Givlaari Approved in EU for Patients With Acute Hepatic Porphyria
The European Commission has approved Givlaari (givosiran) to treat acute hepatic porphyria in patients, 12 and older, in the European Union.
This follows Givlaari’s approval for the same indication in the U.S., and the positive recommendation recently issued by the Committee for Medicinal Products for Human Use, a branch of the European Medicines Agency (EMA).
“Today’s approval of Givlaari marks a historic moment for patients and families living with this devastating genetic disease, as there are currently no approved medicines in Europe proven to decrease the frequency of attacks and reduce the chronic pain that many patients suffer,” John Maraganore, PhD, CEO at Alnylam Pharmaceuticals, which developed the treatment, said in a press release.

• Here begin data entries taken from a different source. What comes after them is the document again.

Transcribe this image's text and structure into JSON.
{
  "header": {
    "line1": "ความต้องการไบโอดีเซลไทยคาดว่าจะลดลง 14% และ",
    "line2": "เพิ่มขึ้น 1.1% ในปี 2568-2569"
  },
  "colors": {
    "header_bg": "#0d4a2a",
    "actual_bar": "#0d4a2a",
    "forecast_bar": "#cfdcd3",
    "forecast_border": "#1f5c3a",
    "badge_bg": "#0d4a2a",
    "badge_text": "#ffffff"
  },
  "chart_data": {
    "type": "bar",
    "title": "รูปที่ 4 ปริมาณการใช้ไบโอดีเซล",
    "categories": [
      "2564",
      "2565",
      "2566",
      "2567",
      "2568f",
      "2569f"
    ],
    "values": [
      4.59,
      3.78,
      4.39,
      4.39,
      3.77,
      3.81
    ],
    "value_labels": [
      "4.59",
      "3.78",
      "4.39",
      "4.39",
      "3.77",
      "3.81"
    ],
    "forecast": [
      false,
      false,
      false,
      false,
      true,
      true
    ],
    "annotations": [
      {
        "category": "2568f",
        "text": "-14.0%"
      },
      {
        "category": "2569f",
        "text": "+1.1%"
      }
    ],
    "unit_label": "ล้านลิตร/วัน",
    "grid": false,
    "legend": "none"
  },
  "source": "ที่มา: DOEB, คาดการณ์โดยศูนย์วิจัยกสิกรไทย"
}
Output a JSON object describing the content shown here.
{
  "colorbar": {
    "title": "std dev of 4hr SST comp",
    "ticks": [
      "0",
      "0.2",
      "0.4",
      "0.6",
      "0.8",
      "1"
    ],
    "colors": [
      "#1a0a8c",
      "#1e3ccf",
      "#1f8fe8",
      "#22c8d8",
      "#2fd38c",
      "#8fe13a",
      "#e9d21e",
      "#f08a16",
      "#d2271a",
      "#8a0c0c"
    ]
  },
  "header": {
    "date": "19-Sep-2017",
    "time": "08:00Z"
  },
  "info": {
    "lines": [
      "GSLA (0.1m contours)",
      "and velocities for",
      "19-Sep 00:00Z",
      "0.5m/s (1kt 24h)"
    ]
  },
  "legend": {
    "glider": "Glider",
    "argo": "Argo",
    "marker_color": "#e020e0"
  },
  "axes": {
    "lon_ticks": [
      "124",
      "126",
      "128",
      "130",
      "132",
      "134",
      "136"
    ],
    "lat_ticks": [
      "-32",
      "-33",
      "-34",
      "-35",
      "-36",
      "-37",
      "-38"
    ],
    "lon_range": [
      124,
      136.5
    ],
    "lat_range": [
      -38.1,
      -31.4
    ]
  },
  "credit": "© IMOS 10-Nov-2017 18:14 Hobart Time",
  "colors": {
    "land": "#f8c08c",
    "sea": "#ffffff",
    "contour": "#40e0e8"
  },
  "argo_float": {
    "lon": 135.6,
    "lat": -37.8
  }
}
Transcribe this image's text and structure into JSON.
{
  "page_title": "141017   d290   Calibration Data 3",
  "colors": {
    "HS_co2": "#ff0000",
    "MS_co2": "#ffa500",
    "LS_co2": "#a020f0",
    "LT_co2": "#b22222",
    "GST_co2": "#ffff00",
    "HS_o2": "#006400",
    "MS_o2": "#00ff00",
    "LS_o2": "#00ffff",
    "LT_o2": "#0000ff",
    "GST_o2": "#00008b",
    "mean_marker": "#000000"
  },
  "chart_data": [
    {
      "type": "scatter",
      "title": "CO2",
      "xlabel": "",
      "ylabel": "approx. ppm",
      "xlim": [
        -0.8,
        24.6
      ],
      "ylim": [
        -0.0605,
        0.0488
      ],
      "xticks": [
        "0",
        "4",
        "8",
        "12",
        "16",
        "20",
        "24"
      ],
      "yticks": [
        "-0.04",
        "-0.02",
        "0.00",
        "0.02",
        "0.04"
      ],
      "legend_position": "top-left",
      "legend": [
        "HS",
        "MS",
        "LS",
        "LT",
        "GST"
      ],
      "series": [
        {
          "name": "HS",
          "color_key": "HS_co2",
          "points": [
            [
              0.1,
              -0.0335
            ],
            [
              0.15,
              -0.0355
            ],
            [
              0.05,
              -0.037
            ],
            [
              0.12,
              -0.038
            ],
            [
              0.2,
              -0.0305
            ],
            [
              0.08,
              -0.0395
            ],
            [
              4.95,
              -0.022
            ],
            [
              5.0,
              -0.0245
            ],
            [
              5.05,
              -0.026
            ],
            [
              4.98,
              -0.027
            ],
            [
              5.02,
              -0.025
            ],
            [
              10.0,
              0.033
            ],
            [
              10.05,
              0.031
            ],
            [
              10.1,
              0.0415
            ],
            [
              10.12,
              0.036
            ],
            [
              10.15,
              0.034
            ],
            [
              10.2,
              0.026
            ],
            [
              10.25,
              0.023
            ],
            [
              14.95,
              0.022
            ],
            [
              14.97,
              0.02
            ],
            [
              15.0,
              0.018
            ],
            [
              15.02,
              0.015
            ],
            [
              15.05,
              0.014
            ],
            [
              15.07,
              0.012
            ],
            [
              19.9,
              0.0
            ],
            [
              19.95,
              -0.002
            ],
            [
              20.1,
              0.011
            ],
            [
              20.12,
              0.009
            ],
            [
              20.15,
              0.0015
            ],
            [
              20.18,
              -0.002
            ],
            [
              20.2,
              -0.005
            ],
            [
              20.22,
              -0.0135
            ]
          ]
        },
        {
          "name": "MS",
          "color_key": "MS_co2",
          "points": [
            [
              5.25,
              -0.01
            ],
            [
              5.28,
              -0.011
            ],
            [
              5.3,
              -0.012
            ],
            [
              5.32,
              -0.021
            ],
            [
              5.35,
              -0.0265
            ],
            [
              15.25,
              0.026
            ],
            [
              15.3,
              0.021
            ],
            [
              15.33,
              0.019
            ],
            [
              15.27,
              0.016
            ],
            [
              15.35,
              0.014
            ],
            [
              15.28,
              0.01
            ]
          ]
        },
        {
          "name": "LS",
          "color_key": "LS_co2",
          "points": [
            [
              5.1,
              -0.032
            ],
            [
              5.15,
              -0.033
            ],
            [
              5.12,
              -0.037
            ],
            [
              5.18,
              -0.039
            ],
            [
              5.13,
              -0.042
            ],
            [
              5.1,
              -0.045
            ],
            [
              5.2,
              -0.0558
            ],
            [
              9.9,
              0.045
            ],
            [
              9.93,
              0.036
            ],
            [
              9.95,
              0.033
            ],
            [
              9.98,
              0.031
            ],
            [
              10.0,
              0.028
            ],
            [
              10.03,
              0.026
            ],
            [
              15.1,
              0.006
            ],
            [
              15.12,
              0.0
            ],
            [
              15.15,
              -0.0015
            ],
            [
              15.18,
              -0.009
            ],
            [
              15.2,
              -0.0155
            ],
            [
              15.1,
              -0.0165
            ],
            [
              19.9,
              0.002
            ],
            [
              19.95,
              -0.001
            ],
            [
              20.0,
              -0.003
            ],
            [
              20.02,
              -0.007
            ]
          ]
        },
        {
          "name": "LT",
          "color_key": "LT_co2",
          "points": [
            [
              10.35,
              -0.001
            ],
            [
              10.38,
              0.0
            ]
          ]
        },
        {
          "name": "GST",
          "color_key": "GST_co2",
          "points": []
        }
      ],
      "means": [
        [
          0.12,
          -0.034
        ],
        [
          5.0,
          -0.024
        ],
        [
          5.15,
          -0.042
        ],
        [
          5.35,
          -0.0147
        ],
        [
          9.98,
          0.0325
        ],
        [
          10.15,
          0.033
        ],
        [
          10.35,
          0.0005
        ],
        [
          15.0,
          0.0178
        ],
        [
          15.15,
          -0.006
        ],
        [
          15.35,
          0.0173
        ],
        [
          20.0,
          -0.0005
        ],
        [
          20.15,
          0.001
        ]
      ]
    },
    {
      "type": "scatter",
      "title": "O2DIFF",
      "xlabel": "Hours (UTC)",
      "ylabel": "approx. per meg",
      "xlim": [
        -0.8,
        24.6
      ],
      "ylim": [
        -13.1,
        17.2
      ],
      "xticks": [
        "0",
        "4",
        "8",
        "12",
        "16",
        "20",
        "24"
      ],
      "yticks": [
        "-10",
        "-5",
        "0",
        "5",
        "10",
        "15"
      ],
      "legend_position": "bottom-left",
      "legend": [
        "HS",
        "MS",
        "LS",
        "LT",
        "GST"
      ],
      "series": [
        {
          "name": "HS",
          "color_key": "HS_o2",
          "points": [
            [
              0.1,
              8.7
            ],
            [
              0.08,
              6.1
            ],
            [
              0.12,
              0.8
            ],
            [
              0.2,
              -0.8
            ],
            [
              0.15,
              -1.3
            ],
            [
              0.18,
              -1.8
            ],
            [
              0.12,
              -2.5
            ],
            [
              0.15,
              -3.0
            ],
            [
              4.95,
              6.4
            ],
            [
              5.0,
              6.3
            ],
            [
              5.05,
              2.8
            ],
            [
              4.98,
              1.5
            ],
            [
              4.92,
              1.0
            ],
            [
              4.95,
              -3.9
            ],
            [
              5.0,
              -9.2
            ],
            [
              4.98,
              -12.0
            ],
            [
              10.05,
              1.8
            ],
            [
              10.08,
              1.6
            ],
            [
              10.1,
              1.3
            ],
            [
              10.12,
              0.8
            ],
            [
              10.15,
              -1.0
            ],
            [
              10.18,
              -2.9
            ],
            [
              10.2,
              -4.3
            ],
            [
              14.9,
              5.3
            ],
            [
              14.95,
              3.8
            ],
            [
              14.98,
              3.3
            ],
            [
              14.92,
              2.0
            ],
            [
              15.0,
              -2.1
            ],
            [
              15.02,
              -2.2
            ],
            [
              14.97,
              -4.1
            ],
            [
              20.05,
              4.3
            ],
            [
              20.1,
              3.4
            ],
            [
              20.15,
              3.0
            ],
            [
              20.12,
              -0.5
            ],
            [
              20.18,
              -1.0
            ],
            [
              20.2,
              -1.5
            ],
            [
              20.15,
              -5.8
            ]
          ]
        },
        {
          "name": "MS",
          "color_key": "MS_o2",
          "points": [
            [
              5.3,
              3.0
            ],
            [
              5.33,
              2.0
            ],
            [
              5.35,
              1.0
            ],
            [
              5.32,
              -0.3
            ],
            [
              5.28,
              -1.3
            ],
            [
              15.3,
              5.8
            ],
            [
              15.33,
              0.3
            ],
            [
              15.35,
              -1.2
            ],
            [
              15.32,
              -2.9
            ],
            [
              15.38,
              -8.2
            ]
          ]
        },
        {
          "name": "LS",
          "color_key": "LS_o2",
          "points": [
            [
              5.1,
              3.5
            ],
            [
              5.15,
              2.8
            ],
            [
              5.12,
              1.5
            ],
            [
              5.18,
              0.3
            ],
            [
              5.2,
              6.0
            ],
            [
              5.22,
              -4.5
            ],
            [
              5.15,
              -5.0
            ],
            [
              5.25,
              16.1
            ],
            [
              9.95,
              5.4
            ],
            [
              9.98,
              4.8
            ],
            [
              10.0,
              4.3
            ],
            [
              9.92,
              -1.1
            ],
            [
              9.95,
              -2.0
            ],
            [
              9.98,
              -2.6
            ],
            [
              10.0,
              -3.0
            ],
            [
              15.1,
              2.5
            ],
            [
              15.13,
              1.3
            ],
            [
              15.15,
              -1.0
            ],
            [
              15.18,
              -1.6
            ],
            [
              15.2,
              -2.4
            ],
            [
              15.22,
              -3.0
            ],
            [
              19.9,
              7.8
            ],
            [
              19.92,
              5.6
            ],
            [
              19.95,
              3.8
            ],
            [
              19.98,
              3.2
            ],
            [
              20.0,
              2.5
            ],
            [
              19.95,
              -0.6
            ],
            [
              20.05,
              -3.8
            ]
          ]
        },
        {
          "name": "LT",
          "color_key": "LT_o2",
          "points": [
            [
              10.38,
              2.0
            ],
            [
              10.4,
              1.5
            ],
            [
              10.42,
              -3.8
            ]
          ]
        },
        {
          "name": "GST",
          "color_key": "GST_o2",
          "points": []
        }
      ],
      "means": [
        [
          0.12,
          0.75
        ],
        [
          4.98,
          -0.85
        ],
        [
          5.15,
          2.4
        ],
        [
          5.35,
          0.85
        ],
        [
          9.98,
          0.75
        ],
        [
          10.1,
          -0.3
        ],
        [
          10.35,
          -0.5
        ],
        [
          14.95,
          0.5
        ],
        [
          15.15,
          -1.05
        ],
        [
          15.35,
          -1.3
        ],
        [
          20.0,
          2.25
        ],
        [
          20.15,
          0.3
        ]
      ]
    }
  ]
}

“We are proud to bring Givlaari … to patients in Europe and we want to thank the patients, families, investigators and study staff whose support and involvement have made this achievement possible,” he added.
Givlaari, formerly known as ALN-AS1, is an RNA-based therapy that works by decreasing the activity of the aminolevulinic acid synthase 1 enzyme, which is overactive in patients with acute hepatic porphyria (AHP), to prevent the buildup of toxic compounds in cells. RNA is generated from DNA and used as a template for protein production.
The medication had previously received priority medicines, accelerated assessment, and orphan drug status from the EMA. It is currently awaiting approval in Brazil where it was granted priority review.
The decision to approve Givlaari was based largely on data from the Phase 3 ENVISION trial (NCT03338816), which evaluated the safety and efficacy of the medication in 94 AHP patients.
During the study, participants were randomly assigned to receive either Givlaari (2.5 mg/kg) or a placebo, administered by a subcutaneous (under-the-skin) injection, once per month, for a period of six months.
Results showed that, compared to placebo, Givlaari reduced the number of annual AHP attacks by 74%. During the six-month treatment period, half of the patients receiving Givlaari remained attack-free, compared with 16.3% of those given a placebo.
The treatment also improved patients’ quality of life and reduced the levels of aminolevulinic acid by 95% and porphobilinogen by 89%, two key biomarkers of AHP, in the urine.
Givlaari had a favorable safety profile. Most common side effects included injection site reactions (36%), nausea (32.4%), and fatigue (22.5%).
These findings were further supported by a 30-month extension trial, in which all but one of the ENVISION participants took part.
“In our experience, life is very different for patients since they have been treated with givosiran,” said Eliane Sardh, MD, PhD, head of the Porphyria Centre Sweden at Karolinska University Hospital.
“In addition to a reduction in the number of porphyria attacks which require hospitalization and urgent healthcare visits, we have seen improvements in how patients report their overall health status and quality of life, so this approval is truly meaningful for patients, their families and the healthcare professionals who treat them,” she added. “Some of our patients have been able to achieve significant personal and professional milestones that would not have been possible before.”
Barry Greene, president of Alnylam, added: “We are committed to bringing Givlaari to patients in Europe as rapidly as possible, and plan to build on our experience in the U.S. by proactively engaging with national authorities in Europe around a value-based agreement framework which we hope will accelerate patient and provider access to Givlaari.”